Molecular docking and ADMET based study to identify potential phytochemical inhibitors for papain-like protease of SARS-CoV-2

The severe acute respiratory syndrome coronavirus 2 (SARS-CoV-2) is the causative pathogen for the novel COVID-19 disease. SARS-CoV-2 papain-like protease (PLpro) is responsible for viral replication and host innate immunity suppression. Thus, this study aimed to explore potential phytochemical inhibitors against this dual therapeutic target using virtual screening methods. Thirty-one phytochemicals with reported anti-SARS-CoV-1 PLpro activity were used to construct the phytochemical library along with two positive controls. Molecular docking using AutoDock 4.2 was employed to calculate binding affinity and inhibition constant of each compound within the S3/S4 binding pocket of SARS-CoV-2 PLpro. Based on the docking results, twelve compounds were subjected to non-covalent interaction analysis utilizing the Discovery Studio Visualizer software. Further, their physicochemical, pharmacokinetics and toxicity descriptors were evaluated using molinspiration and pkCSM web servers, respectively.

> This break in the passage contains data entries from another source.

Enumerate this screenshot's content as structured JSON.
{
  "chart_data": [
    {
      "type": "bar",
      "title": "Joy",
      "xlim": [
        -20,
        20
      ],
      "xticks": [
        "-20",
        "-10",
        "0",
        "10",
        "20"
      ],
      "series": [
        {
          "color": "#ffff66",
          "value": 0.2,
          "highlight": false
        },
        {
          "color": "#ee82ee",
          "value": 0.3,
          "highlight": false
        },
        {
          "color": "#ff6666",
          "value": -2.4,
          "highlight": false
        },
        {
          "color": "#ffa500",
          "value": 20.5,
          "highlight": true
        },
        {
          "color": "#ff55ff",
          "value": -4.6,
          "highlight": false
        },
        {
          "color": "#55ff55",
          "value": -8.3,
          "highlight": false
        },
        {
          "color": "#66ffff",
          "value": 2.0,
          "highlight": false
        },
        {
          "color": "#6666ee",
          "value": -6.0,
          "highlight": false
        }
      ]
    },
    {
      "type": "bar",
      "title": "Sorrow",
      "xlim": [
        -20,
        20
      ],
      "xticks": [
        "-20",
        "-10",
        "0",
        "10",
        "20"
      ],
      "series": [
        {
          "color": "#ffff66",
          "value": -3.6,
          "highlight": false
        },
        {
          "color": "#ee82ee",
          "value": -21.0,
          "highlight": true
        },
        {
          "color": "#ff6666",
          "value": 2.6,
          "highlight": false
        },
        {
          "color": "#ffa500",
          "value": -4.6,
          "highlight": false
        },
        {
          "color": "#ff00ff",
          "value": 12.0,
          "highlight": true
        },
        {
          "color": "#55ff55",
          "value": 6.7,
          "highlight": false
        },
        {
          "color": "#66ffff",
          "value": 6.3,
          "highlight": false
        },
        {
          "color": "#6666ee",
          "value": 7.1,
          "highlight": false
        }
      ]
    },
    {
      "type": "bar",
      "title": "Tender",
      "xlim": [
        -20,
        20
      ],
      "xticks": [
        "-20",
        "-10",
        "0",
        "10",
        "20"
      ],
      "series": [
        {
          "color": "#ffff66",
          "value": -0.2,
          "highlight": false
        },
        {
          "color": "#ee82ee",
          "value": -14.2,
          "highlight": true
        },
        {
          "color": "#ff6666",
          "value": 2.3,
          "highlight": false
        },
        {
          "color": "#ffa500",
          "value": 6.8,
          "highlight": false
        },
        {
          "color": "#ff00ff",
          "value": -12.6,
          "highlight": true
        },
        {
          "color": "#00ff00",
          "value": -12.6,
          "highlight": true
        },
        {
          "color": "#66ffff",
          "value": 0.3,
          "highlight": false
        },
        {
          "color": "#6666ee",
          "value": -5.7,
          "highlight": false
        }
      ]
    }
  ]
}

Hirsutenone from Alnus japonica and broussoflavan A from Broussonetia papyrifera, displayed the strongest binding affinity (-8.23 kcal/mol and -8.13 kcal/mol), lowest inhibition constant (920.39 nM and 1.1 μM) and highest ligand efficiency (0.34 and 0.26) among all phytochemicals towards the binding pocket of SARS-CoV-2 PLpro, demonstrating superiority to PLpro inhibitors, 3k and GRL0617 which were used as positive controls. Additionally, hirsutenone, broussoflavan A and broussochalcone A (from Broussonetia papyrifera) possessed favorable physicochemical properties for oral drug development, satisfying Lipinski’s and Veber’s rules. Furthermore, in silico pharmacokinetics and toxicity predictions revealed that the three aforementioned phytochemicals are water soluble, non-mutagenic, non-hepatotoxic and biologically safe. Hence these lead compounds might be exploited to accelerate the drug discovery process against the ongoing COVID-19 infection.